A little OCD? Perhaps. Fully guarantee I’ll never have an issue? Probably not. But it’s where I’ve decided to land in relation to doing what I can to comply while still living my life.

I wasn’t going to comment on this asinine law, but since @TS goaded me a bit elsewhere, here I am. Is the law truly impossible to follow, or merely extremely inconvenient or difficult? I hate to say it, but I can conceive of two tedious ways to comply. Setting that aside for now, there is some Court of Appeals case law dealing with impossible laws. The case most cited in my research is United States v. Spingola, 464 F.2d 909 (7th Cir. 1972) (https://law.justia.com/cases/federal/appellate-courts/F2/464/909/38001/ or https://scholar.google.com/scholar_case?case=6264299279347548332&hl=en&as_sdt=6&as_vis=1&oi=scholarr). A quick list of cases citing it can be found here: https://scholar.google.com/scholar?cites=6264299279347548332&as_sdt=5,25&sciodt=6,25&hl=en. The key phrase from this case is found at 911: “Genuine impossibility is a proper defense to a crime of omission. W. LaFave & A. Scott, Jr., Handbook on Criminal Law 188 (1972).”

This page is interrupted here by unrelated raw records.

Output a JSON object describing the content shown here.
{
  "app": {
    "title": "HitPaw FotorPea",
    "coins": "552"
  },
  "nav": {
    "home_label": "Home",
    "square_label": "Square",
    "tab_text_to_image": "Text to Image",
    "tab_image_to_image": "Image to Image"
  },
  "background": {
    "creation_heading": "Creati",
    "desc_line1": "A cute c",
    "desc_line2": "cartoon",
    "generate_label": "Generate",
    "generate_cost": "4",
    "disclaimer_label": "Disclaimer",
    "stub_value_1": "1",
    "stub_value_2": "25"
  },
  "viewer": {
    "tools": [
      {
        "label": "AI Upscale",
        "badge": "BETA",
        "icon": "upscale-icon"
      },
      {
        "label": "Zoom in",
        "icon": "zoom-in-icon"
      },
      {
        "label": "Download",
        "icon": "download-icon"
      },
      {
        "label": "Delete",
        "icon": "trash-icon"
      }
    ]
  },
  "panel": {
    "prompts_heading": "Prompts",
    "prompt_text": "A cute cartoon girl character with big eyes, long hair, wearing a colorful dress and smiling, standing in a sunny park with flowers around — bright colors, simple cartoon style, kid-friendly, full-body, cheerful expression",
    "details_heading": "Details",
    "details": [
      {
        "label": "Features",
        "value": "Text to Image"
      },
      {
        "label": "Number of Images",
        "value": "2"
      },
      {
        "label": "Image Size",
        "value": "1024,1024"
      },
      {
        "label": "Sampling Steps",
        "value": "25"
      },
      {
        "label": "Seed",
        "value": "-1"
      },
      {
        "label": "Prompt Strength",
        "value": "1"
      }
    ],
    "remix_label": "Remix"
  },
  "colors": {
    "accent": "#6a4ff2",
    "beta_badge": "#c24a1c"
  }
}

Now back to the tedious compliance process. I foresee two ways: 1) remain homeless for the preceding time frame or, 2) enter FL and comply, leave FL until the 48 hours is up, re-enter. Mind you neither of these is convenient or easy; however remember that under rational basis review, there only needs to be some way–real or imagined, easy or difficult–for the law to stand.

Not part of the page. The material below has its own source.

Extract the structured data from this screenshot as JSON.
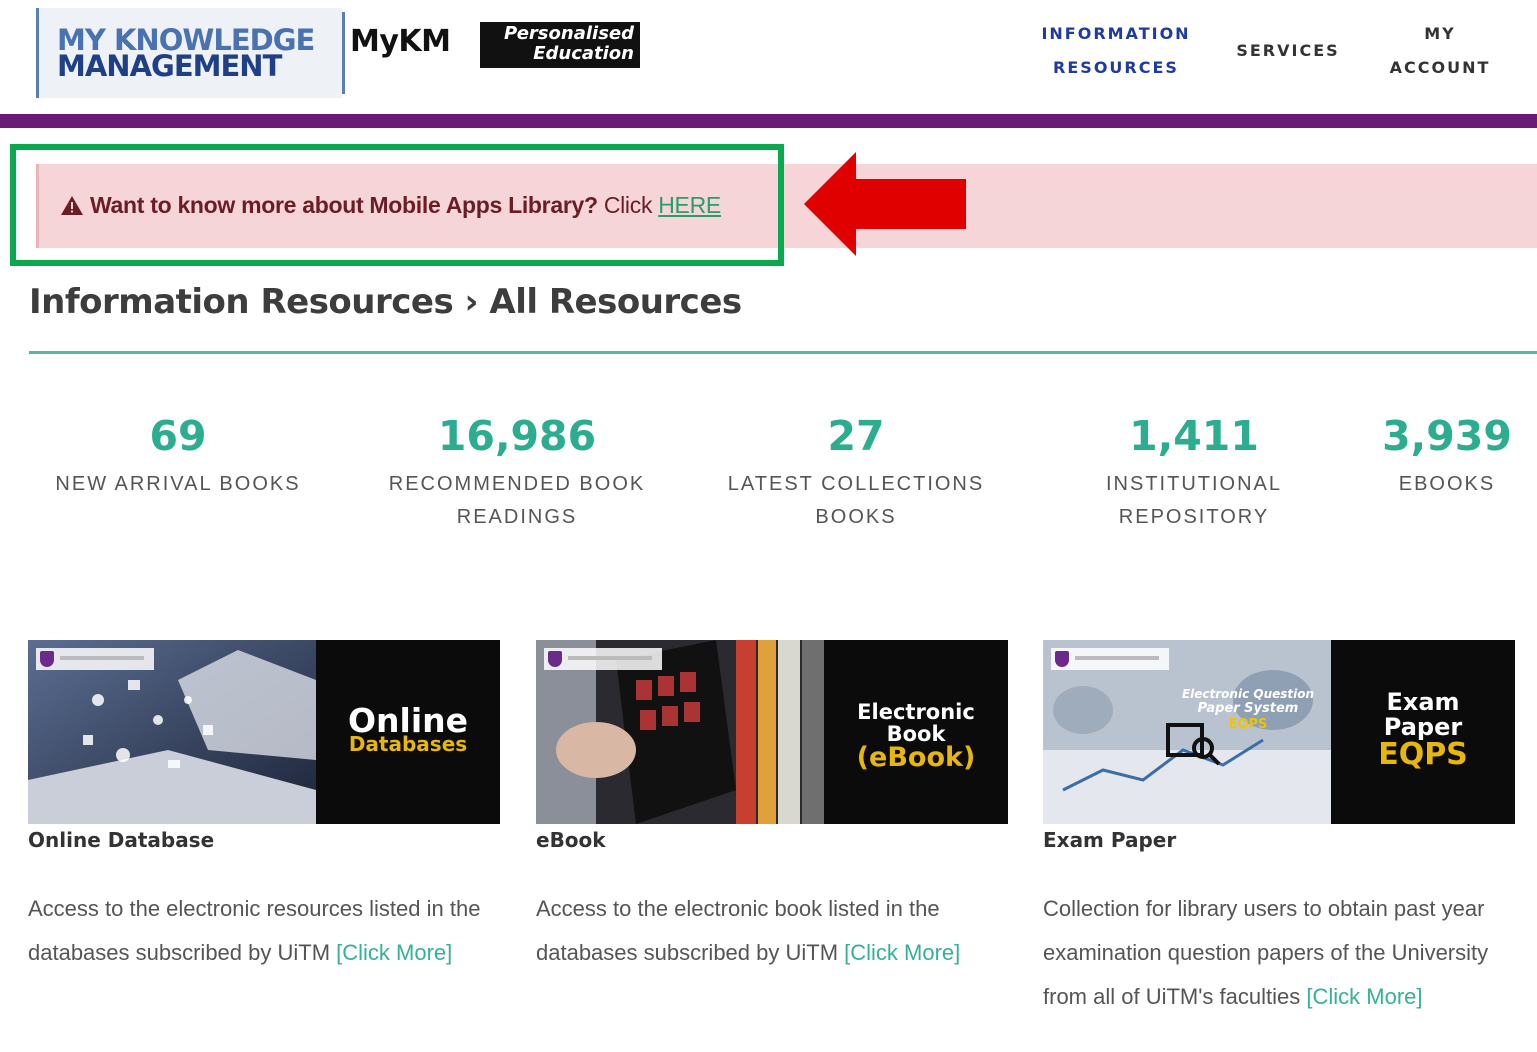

That all said, I believe this rises above rational basis scrutiny. I believe one could invoke and rely upon Saenz v. Roe (https://supreme.justia.com/cases/federal/us/526/489/) and claim the law is impeding one’s right to travel freely. If nothing else, the law effectively bars travel for RCs to and/or within FL inside 48 hours–that is a blatant impediment of one’s right to travel freely. Being a First Amendment right, via the Fourteenth Amendment, it’s automatically subjected to heightened scrutiny, in this case strict scrutiny. If attacked on this angle, FL would have to show a compelling governmental interest AND that the law is the least restrictive means to achieve the stated goal(s). This could be a tough one for them to do–in a neutral court. (One could easily say the least restrictive means is to phone/email the LEOs with the information, but even that suffers from the de facto 48-hour prohibition on entering or moving about the State.) For ease in explaining things, I quote from another court case (Hope v. IN) where the judge stated: “In Saenz, the Court explained that it was not ‘concerned solely with actual deterrence to migration.’ 526 U.S. at 504. Rather, because ‘the right to travel embraces the citizen’s right to be treated equally in her new State of residence, the discriminatory classification is itself a penalty.’ Id. at 504-05.”

Hopefully someone with two functioning brain cells in the FL legislature can this time say, “sorry Drunken Ron, but this is unconstitutional–even in FL.”

even though im not from FL, this could be a hassle when visiting there. will say something to them!